Fig. 2. Illustration of the LinearDesign algorithm.

Fig. 2

a, Codon DFAs. b, An mRNA DFA (bottom) and lattice parsing on that DFA (top). In the DFA, the optimal mRNA sequence under a simplified energy model is shown as the blue path, together with its optimal structure shown in the dot-bracket format (dots indicate unpaired, and brackets indicate base pairs). In lattice parsing, the brown and black arcs also depict base pairs (two GC pairs and two AU pairs), and the trapezoidal shaded areas depict the decomposition of the optimal structure.
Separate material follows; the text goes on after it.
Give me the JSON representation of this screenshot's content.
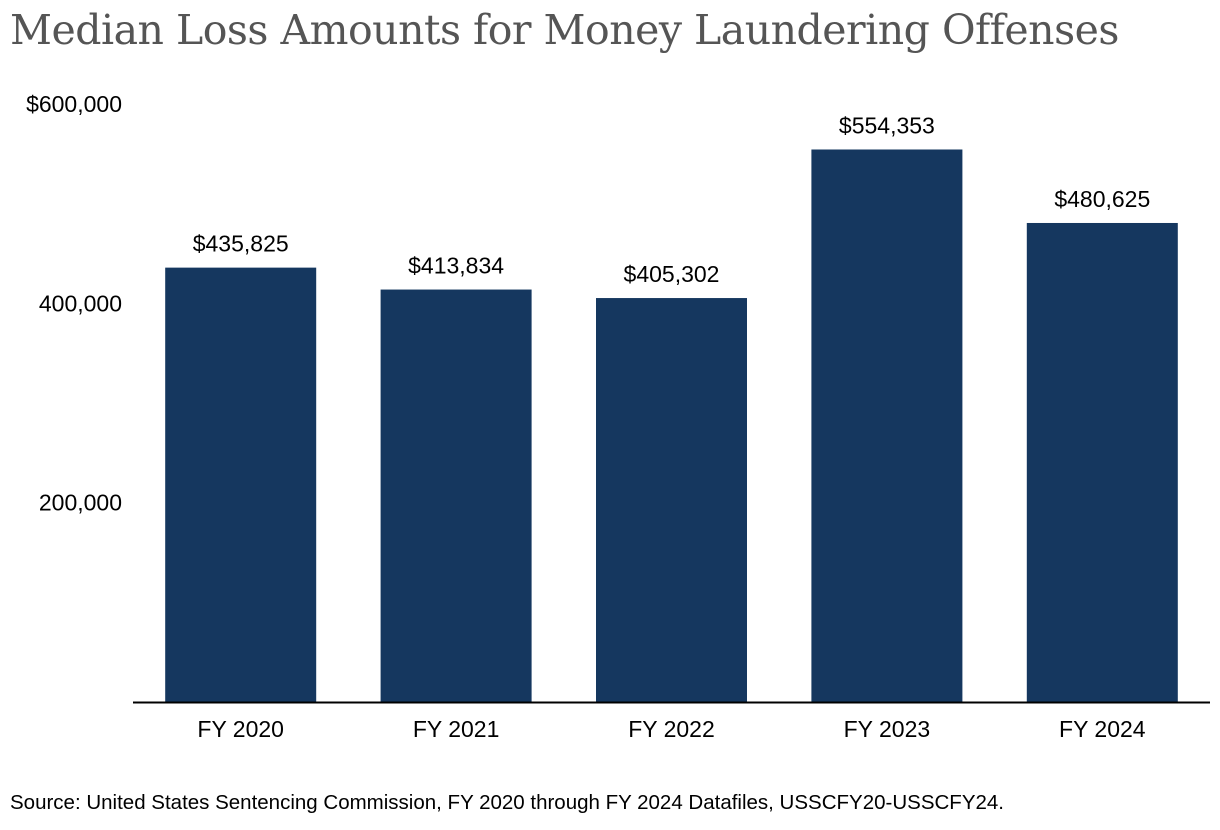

Among all mRNA sequences encoded in the DFA, lattice parsing finds the optimal sequence with its optimal structure, achieving the lowest free energy under this energy model, where GC and AU pairs have energies of −3 and −2 kcal mol−1, respectively (Extended Data Fig. 1e). Note that here we use the simplified energy model for illustration, but our implementation uses the nearest-neighbour energy model. c, Another illustration of the optimal sequence and secondary structure in b. d, Joint optimization between stability and codon optimality by integrating the codon optimality in weighted DFAs. Top, the codon frequencies for threonine and serine. The relative adaptiveness w(c) of a codon c is the ratio of the frequency of c to the frequency of the most frequent codon encoding the same amino acid (white bar), and its value is shown to the right of the bars. Bottom, a weighted mRNA DFA encodes the CAI of each candidate in the total weight of its corresponding path by using –log[w(c)] (the cost of choosing codon c) as edge weights (Methods, ‘Optimization objectives’). This weighted DFA is used as input to lattice parsing for joint optimization between stability and codon optimality.